Очень многие обращались к свт. Феофану с просьбой стать для них наставником, взять на себя духовное руководство. Ответ его оставался неизменным. «Меня хотели вы избрать. Я никуда не гож по этой части. На это особый дар. Не вздумайте приехать сюда в наш монастырь. Я никого не принимаю, не приму и вас. Труд будет напрасный... Меня не считайте руководителем, и советом не берусь никого руководить». Хотя от переписки святитель не отказывается: «Когда спросишь, буду отвечать, сказывать, что знаю, а чего не знаю, о том говорю: не знаю – или предположение какое выражаю»1319. Еще один ответ: «Вашим руководителем и наставником и пастырем перестаньте меня называть. Ни для кого не берусь быть таким лицом.
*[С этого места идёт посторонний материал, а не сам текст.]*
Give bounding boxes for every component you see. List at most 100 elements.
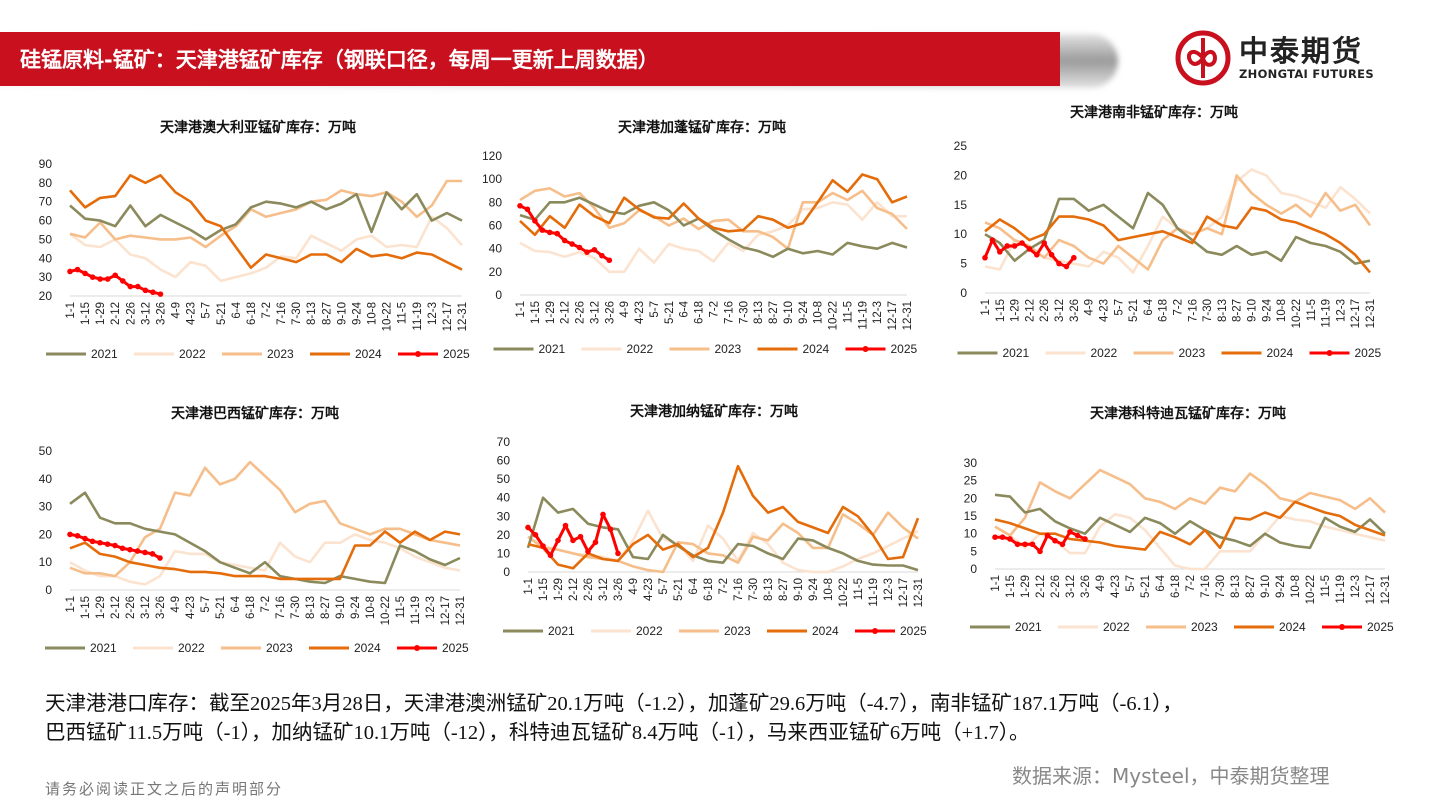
- x-tick-label: 1-15: [530, 301, 542, 324]
- x-tick-label: 5-21: [216, 302, 228, 325]
- x-tick-label: 12-17: [887, 301, 899, 330]
- legend-label-2022: 2022: [1091, 346, 1118, 360]
- legend-label-2025: 2025: [443, 347, 470, 361]
- x-tick-label: 2-26: [583, 578, 595, 601]
- chart-2: 0 20 40 60 80 100 120 1-1 1-15 1-29 2-12 2-26 3-12 3-…: [482, 149, 918, 356]
- data-point-2025: [1071, 254, 1077, 261]
- x-tick-label: 11-19: [868, 578, 880, 607]
- x-tick-label: 1-15: [80, 302, 92, 325]
- x-tick-label: 5-21: [664, 301, 676, 324]
- data-point-2025: [539, 227, 546, 233]
- legend-label-2021: 2021: [548, 624, 575, 638]
- x-tick-label: 3-12: [140, 596, 152, 619]
- data-point-2025: [569, 241, 575, 247]
- data-point-2025: [1063, 263, 1070, 270]
- y-tick-label: 30: [497, 509, 511, 523]
- x-tick-label: 12-31: [457, 302, 469, 331]
- y-tick-label: 50: [497, 472, 511, 486]
- x-tick-label: 6-4: [679, 300, 691, 317]
- x-tick-label: 6-18: [694, 301, 706, 324]
- x-tick-label: 2-12: [110, 596, 122, 619]
- x-tick-label: 1-29: [1010, 299, 1022, 322]
- y-tick-label: 30: [964, 456, 978, 470]
- chart-title: 天津港澳大利亚锰矿库存：万吨: [160, 120, 356, 136]
- legend-label-2024: 2024: [1267, 346, 1294, 360]
- y-tick-label: 25: [954, 139, 968, 153]
- y-tick-label: 0: [45, 583, 52, 597]
- x-tick-label: 12-3: [1335, 299, 1347, 322]
- x-tick-label: 2-12: [568, 578, 580, 601]
- y-tick-label: 60: [489, 219, 503, 233]
- series-line-2023: [994, 468, 1386, 537]
- x-tick-label: 12-17: [898, 578, 910, 607]
- x-tick-label: 2-26: [125, 596, 137, 619]
- x-tick-label: 12-3: [872, 301, 884, 324]
- x-tick-label: 8-13: [306, 302, 318, 325]
- x-tick-label: 3-12: [589, 301, 601, 324]
- data-point-2025: [127, 283, 134, 290]
- legend-label-2021: 2021: [1003, 346, 1030, 360]
- company-logo: 中泰期货 ZHONGTAI FUTURES: [1175, 30, 1374, 86]
- data-point-2025: [142, 549, 148, 556]
- data-point-2025: [89, 538, 96, 545]
- legend-label-2022: 2022: [178, 641, 205, 655]
- x-tick-label: 5-21: [215, 596, 227, 619]
- y-tick-label: 20: [39, 527, 53, 541]
- data-point-2025: [599, 252, 605, 259]
- x-tick-label: 4-23: [1110, 575, 1122, 598]
- x-tick-label: 12-3: [427, 302, 439, 325]
- legend-label-2023: 2023: [724, 624, 751, 638]
- x-tick-label: 2-12: [560, 301, 572, 324]
- x-tick-label: 10-8: [823, 578, 835, 601]
- x-tick-label: 10-22: [382, 302, 394, 331]
- y-tick-label: 10: [39, 555, 53, 569]
- legend-label-2022: 2022: [1103, 620, 1130, 634]
- x-tick-label: 8-27: [778, 578, 790, 601]
- x-tick-label: 7-16: [1187, 299, 1199, 322]
- y-tick-label: 120: [482, 149, 502, 163]
- x-tick-label: 4-9: [170, 596, 182, 613]
- x-tick-label: 7-16: [733, 578, 745, 601]
- y-tick-label: 20: [954, 168, 968, 182]
- x-tick-label: 1-29: [1020, 575, 1032, 598]
- legend-label-2023: 2023: [266, 641, 293, 655]
- x-tick-label: 9-24: [1261, 298, 1273, 322]
- x-tick-label: 7-2: [260, 596, 272, 613]
- legend-label-2024: 2024: [354, 641, 381, 655]
- y-tick-label: 70: [497, 435, 511, 449]
- data-point-2025: [97, 539, 103, 546]
- summary-line-1: 天津港港口库存：截至2025年3月28日，天津港澳洲锰矿20.1万吨（-1.2）…: [45, 693, 1183, 715]
- x-tick-label: 7-30: [1215, 575, 1227, 598]
- x-tick-label: 10-22: [380, 596, 392, 625]
- x-tick-label: 9-24: [798, 300, 810, 324]
- data-point-2025: [1056, 260, 1062, 267]
- x-tick-label: 1-1: [523, 578, 535, 595]
- legend-label-2025: 2025: [442, 641, 469, 655]
- chart-title: 天津港南非锰矿库存：万吨: [1070, 105, 1238, 121]
- series-line-2024: [69, 174, 463, 271]
- y-tick-label: 70: [39, 195, 53, 209]
- y-tick-label: 30: [39, 500, 53, 514]
- data-point-2025: [112, 272, 119, 279]
- y-tick-label: 90: [39, 157, 53, 171]
- x-tick-label: 5-21: [673, 578, 685, 601]
- x-tick-label: 2-26: [575, 301, 587, 324]
- data-point-2025: [989, 237, 996, 243]
- x-tick-label: 1-1: [980, 299, 992, 316]
- x-tick-label: 2-26: [125, 302, 137, 325]
- x-tick-label: 5-21: [1128, 299, 1140, 322]
- data-point-2025: [540, 543, 546, 549]
- y-tick-label: 60: [39, 214, 53, 228]
- y-tick-label: 50: [39, 232, 53, 246]
- data-point-2025: [1007, 536, 1013, 542]
- data-point-2025: [1041, 240, 1048, 246]
- data-point-2025: [1082, 536, 1088, 542]
- x-tick-label: 9-10: [336, 302, 348, 325]
- x-tick-label: 4-9: [1095, 575, 1107, 592]
- x-tick-label: 5-21: [1140, 575, 1152, 598]
- y-tick-label: 40: [39, 472, 53, 486]
- x-tick-label: 4-23: [186, 302, 198, 325]
- legend-marker-2025: [1339, 624, 1345, 630]
- y-tick-label: 0: [503, 565, 510, 579]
А когда спрашивает кто, сказываю, что представляется мне подходящим»1320.

Иным вопрошающим святитель разъясняет: «Истинным руководителем может быть только победивший страсти и чрез бесстрастие соделавшийся сосудом Святого Духа, научающего всему, или тот, кто прошел первую степень и чрез внутренний крест и распятие восприял Бога или воспринят Им и есть Им действуемый и водимый» – то есть прошедший деятельный период вплоть до стяжания меры созерцателя. «Только такой может быть назван опытным, не прелестным, искусным, надежным руководителем». Человек же, к руководству неспособный, обязан немедленно и откровенно признавать это: «добросовестный священник или духовник тотчас сознается – не могу брать этого на себя». Хотя на деле «очень часто те лица носят только имена своего звания, а не силу его; часто пастырь – тать есть прелазай инуде или волк в овечьей одежде... и старец – старец только по сединам... Потому всегда есть опасность попасть вместо истинного руководителя на ложного и потерпеть потом вместо пользы – вред, вместо спасения – гибель».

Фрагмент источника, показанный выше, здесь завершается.